Security

Hackers Can ‘Crack’ Your PIN By Exploiting Smartphone Sensor Data

Sam Pudwell joined Silicon UK as a reporter in December 2016. As well as being the resident Cloud aficionado, he covers areas such as cyber security, government IT and sports technology, with the aim of going to as many events as possible.

By monitoring sensor data, criminals web pages and malicious apps could potentially guess PINs to a surprising degree of accuracy

Researchers at Newcastle University have suggested that hackers are able to steal PIN numbers simply by tracking the angle and motion of a user’s phone when he or she is typing.

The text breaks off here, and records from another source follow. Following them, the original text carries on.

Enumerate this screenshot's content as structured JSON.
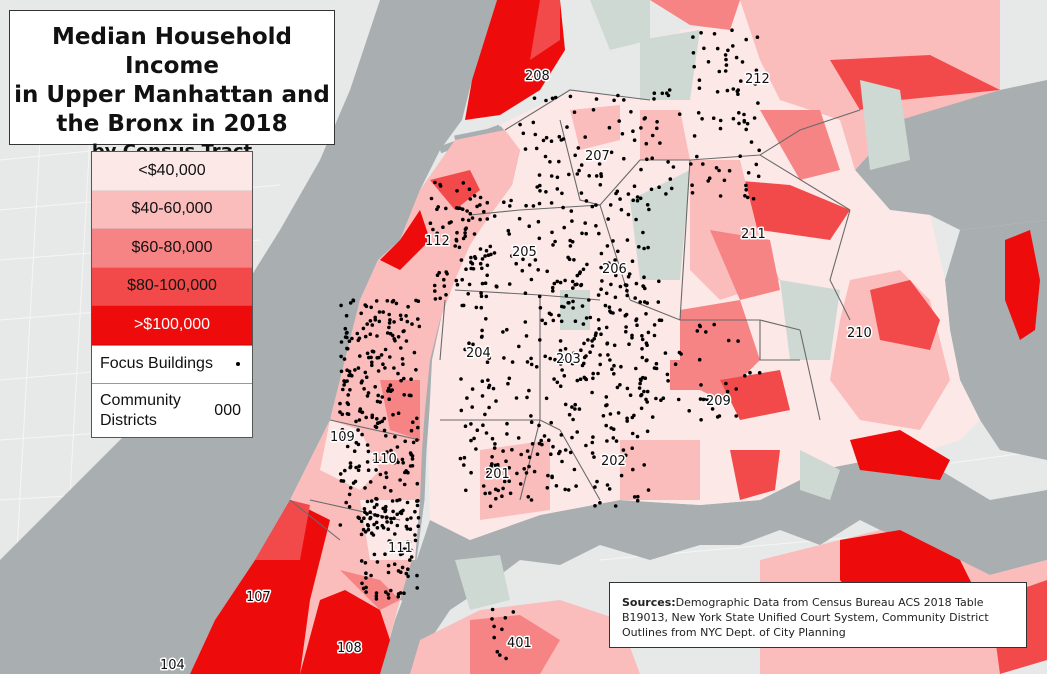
{
  "title": {
    "line1": "Median Household Income",
    "line2": "in Upper Manhattan and",
    "line3": "the Bronx in 2018",
    "subtitle": "by Census Tract"
  },
  "legend": {
    "bins": [
      {
        "label": "<$40,000",
        "color": "#fde8e8"
      },
      {
        "label": "$40-60,000",
        "color": "#fbbcbc"
      },
      {
        "label": "$60-80,000",
        "color": "#f68484"
      },
      {
        "label": "$80-100,000",
        "color": "#f24a4a"
      },
      {
        "label": ">$100,000",
        "color": "#ee0b0b"
      }
    ],
    "focus_label": "Focus Buildings",
    "cd_label": "Community Districts",
    "cd_sample": "000"
  },
  "districts": [
    {
      "label": "208"
    },
    {
      "label": "212"
    },
    {
      "label": "207"
    },
    {
      "label": "112"
    },
    {
      "label": "205"
    },
    {
      "label": "206"
    },
    {
      "label": "211"
    },
    {
      "label": "210"
    },
    {
      "label": "204"
    },
    {
      "label": "203"
    },
    {
      "label": "209"
    },
    {
      "label": "109"
    },
    {
      "label": "110"
    },
    {
      "label": "201"
    },
    {
      "label": "202"
    },
    {
      "label": "111"
    },
    {
      "label": "107"
    },
    {
      "label": "108"
    },
    {
      "label": "401"
    },
    {
      "label": "104"
    }
  ],
  "sources": {
    "heading": "Sources:",
    "text": "Demographic Data from Census Bureau ACS 2018 Table B19013, New York State Unified Court System, Community District Outlines from NYC Dept. of City Planning"
  },
  "colors": {
    "water": "#a9aeb1",
    "land": "#e7e9e8",
    "park": "#cfd9d3"
  }
}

By monitoring sensor data, which has grown massively as a result of the boom in mobile gaming and health and fitness apps over the last few years, criminals could potentially guess PINs to a surprising degree of accuracy.

The same is also true for malicious websites and installed apps, both of which are able to spy on users using the information collected by the plethora of motion sensors now commonly present in mobile devices.

using smartphone mobile phone

Sensor threat

Amazingly, the research team was able to crack four-digit PINs with a 70 percent accuracy on the first guess and 100 percent accuracy by the fifth guess, highlighting the threats posed by internal sensors.

The majority of people have little idea of what the multiple sensors on modern smartphones – including the likes of an accelerometer, gyroscope, digital compass and proximity sensor – actually do, making them an interesting avenue for criminals to exploit.

“Most smartphones, tablets, and other wearables are now equipped with a multitude of sensors, from the well-known GPS, camera and microphone to instruments such as the gyroscope, proximity, NFC, and rotation sensors,” said Dr Maryam Mehrnezhad, a Research Fellow in the School of Computing Science at Newcastle University.

“But because mobile apps and websites don’t need to ask permission to access most of them, malicious programs can covertly ‘listen in’ on your sensor data and use it to discover a wide range of sensitive information about you such as phone call timing, physical activities and even your touch actions, PINs and passwords.

“More worrying, on some browsers, we found that if you open a page on your phone or tablet which hosts one of these malicious code and then open, for example, your online banking account without closing the previous tab, then they can spy on every personal detail you enter. And worse still, in some cases, unless you close them down completely, they can even spy on you when your phone is locked.”

The study found that each user action, such as clicking, scrolling or tapping, produces a unique orientation and motion, which can then be pieced together to determine where the user is clicking and what he or she is typing.

All the major browser providers have been informed, but no-one has yet been able to come up with a solution.